Baycol is a cholesterol lowering drug manufactured by Bayer. It is one of a family of cholesterol lowering drugs called “statins.” Statins lower cholesterol levels by blocking a specific enzyme in the body that is involved in the synthesis of cholesterol. According to the United States Food and Drug Administration (“FDA”), while all statins have been associated with very rare reports of rhabdomyolysis, cases of fatal rhabdomyolysis in association with the use of Baycol have been reported significantly more frequently than for other approved statins.

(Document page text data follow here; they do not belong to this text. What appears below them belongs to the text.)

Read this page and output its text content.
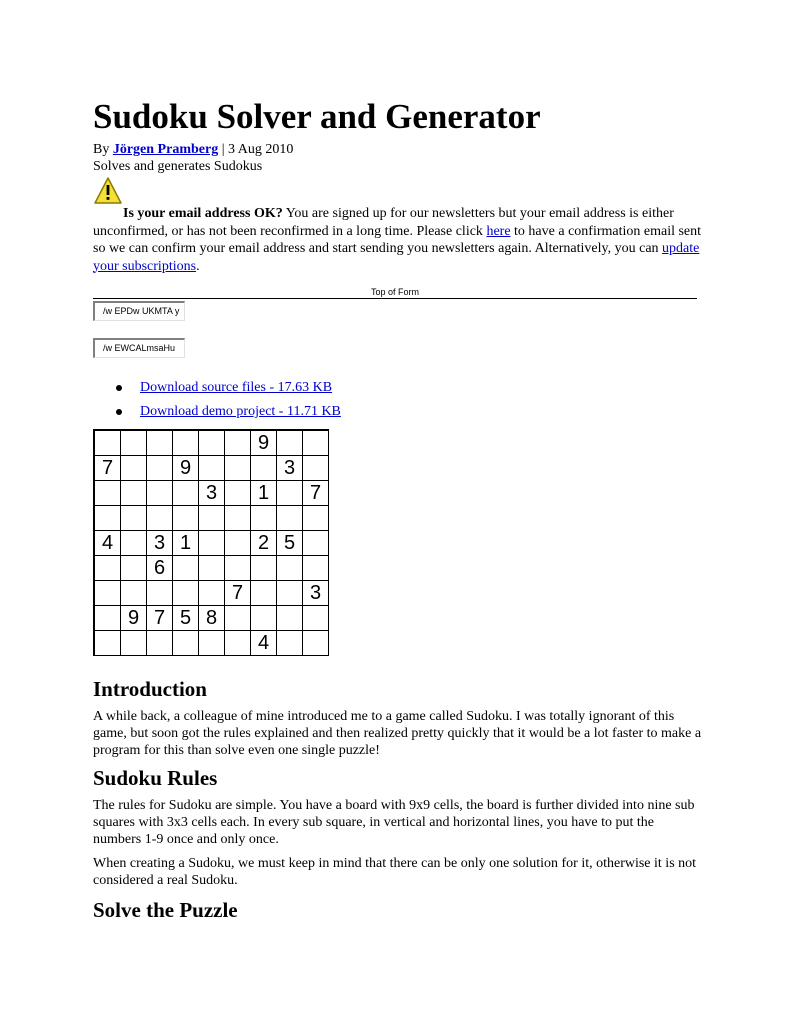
Sudoku Solver and Generator
By Jörgen Pramberg | 3 Aug 2010
Solves and generates Sudokus
Is your email address OK? You are signed up for our newsletters but your email address is either unconfirmed, or has not been reconfirmed in a long time. Please click here to have a confirmation email sent so we can confirm your email address and start sending you newsletters again. Alternatively, you can update your subscriptions.
Top of Form
/w EPDw UKMTA y
/w EWCALmsaHu
Download source files - 17.63 KB
Download demo project - 11.71 KB
						9		
7			9				3	
				3		1		7

4		3	1			2	5	
		6						
					7			3
	9	7	5	8				
						4		
Introduction

A while back, a colleague of mine introduced me to a game called Sudoku. I was totally ignorant of this game, but soon got the rules explained and then realized pretty quickly that it would be a lot faster to make a program for this than solve even one single puzzle!

Sudoku Rules

The rules for Sudoku are simple. You have a board with 9x9 cells, the board is further divided into nine sub squares with 3x3 cells each. In every sub square, in vertical and horizontal lines, you have to put the numbers 1-9 once and only once.

When creating a Sudoku, we must keep in mind that there can be only one solution for it, otherwise it is not considered a real Sudoku.

Solve the Puzzle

Fatal rhabdomyolysis reports with Baycol have been reported most frequently when used at higher doses, when used in elderly patients, and particularly, when used in combination with gemfibrozil (LOPID and generics), another lipid lowering drug. FDA has received reports of 31 U.S. deaths due to severe rhabdomyolysis associated with use of Baycol, 12 of which involved concomitant gemfibrozil use.
Rhabdomyolysis is a condition that results in muscle cell breakdown and release of the contents of muscle cells into the bloodstream. Symptoms of rhabdomyolysis include muscle pain, weakness, tenderness, malaise, fever, dark urine, nausea, and vomiting. The pain may involve specific groups of muscles or may be generalized throughout the body.
Most frequently the involved muscle groups are the calves and lower back; however, some patients report no symptoms of muscle injury. In rare cases the muscle injury is so severe that patients develop renal failure and other organ failure, which can be fatal.
Bayer has withdrawn Baycol from the U.S. market.